Position: Site Reliability Engineer
Location : Santa Clara, CA
Duration : 1 Year +
Customer : Ericsson thru ITC InfoTech
- Development and Operations (DevOps) subject matter expert for 24×7 SaaS operation
- Work hand-in-hand with micro-service software developers, architects, and field integration resources to architect and deliver Ericsson’s next generation TV platforms.
- Contribute to the development of new tools and automation that ensures the service can be optimized and tuned with minimal human intervention.
- Accountable for working upstream with micro service developers on monitoring, tools and architecture to deliver security, reliability, manageability and availability at scale
- Point of escalation/decision maker on response level of incidents
- Participate in the Core SRE on-call roster and respond with command and control incident management during High Pri Events while maintaining internal and external SLAs
- Act as Technical Duty Officer who leads resolution effort of the most complex service problems from network layer to the application at scale
- Drive Problem Management/Retrospectives (“post mortems”)

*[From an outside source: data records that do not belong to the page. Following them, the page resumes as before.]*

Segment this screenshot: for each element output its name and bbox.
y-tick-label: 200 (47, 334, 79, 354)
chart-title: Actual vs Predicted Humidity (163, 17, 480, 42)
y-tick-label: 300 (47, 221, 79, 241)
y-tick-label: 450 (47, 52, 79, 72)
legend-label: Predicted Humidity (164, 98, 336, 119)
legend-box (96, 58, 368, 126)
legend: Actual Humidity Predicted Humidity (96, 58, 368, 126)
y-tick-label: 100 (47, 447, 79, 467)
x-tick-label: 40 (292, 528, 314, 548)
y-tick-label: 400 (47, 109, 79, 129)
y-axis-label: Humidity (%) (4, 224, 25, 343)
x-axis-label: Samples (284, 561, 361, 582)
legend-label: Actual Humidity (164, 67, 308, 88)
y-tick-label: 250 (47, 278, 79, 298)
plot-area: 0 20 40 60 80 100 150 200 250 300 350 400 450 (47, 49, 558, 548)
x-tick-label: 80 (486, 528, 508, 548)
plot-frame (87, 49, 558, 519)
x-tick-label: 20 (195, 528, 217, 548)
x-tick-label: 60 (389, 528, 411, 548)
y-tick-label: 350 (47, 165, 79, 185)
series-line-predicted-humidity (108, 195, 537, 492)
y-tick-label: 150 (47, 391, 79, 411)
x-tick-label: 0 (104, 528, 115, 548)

- Strong contribution and maintenance of our knowledge base
- Analyze trends and make recommendations in the areas of monitoring, incident and change management, cloud orchestration and support.
- Contribute to the future growth of the team by conducting candidate screenings and assessments
- Accountable for deploying services to production environments
- Experience with Docker and SaltStack, Kubernetes orchestration tools, etc.
- Knowledge of MongoDB, Cassandra databases, Kafka, IIS Servers on Azure/AWS/Openstack
- Azure, Openstack and AWS concepts and APIs
- Experience designing, setting up and maintaining, refining (noise reduction, auditing) monitoring tools such as Prometheus, Prometheus exporters, Kibana, Grafana, Alertmanager, etc
- Demonstrable experience in one or more languages: Powershell, Python, BASH, C#, .NET
- Strong knowledge of TCP/IP networking, DNS, VPNs, HTTP, load-balancers (such as NGINX), highly available microservice architecture, CDNs
- Team Foundation Server/Visual Studio, Atlassian suite (Jira, Confluence), Git
- Network analysis, performance and application issues using tcpdump, Fiddler and Wireshark.
- Bachelor’s Degree in CS, MIS, or equivalent experience
- 5+ years of relevant experience with Windows/Unix systems fundamentals, monitoring, cloud services, networking, storage, database, and application knowledge;
- Solid communications skills both written and verbal. Able to effectively tailor messaging to different audiences: External Customer, Leadership, technical SME, or to Tier-1
- Previous experience in customer facing roles during high stress situations
- Demonstrated skills as an influencer within a previous organization
- In-depth knowledge of IT concepts, strategies, and methodologies; Agile knowledge a plus
- In-depth knowledge of business operations, objectives, and strategies..
- Familiarity with Containers (e.g. Docker, RKT) and IaaS (e.g. AWS, Azure, Openstack).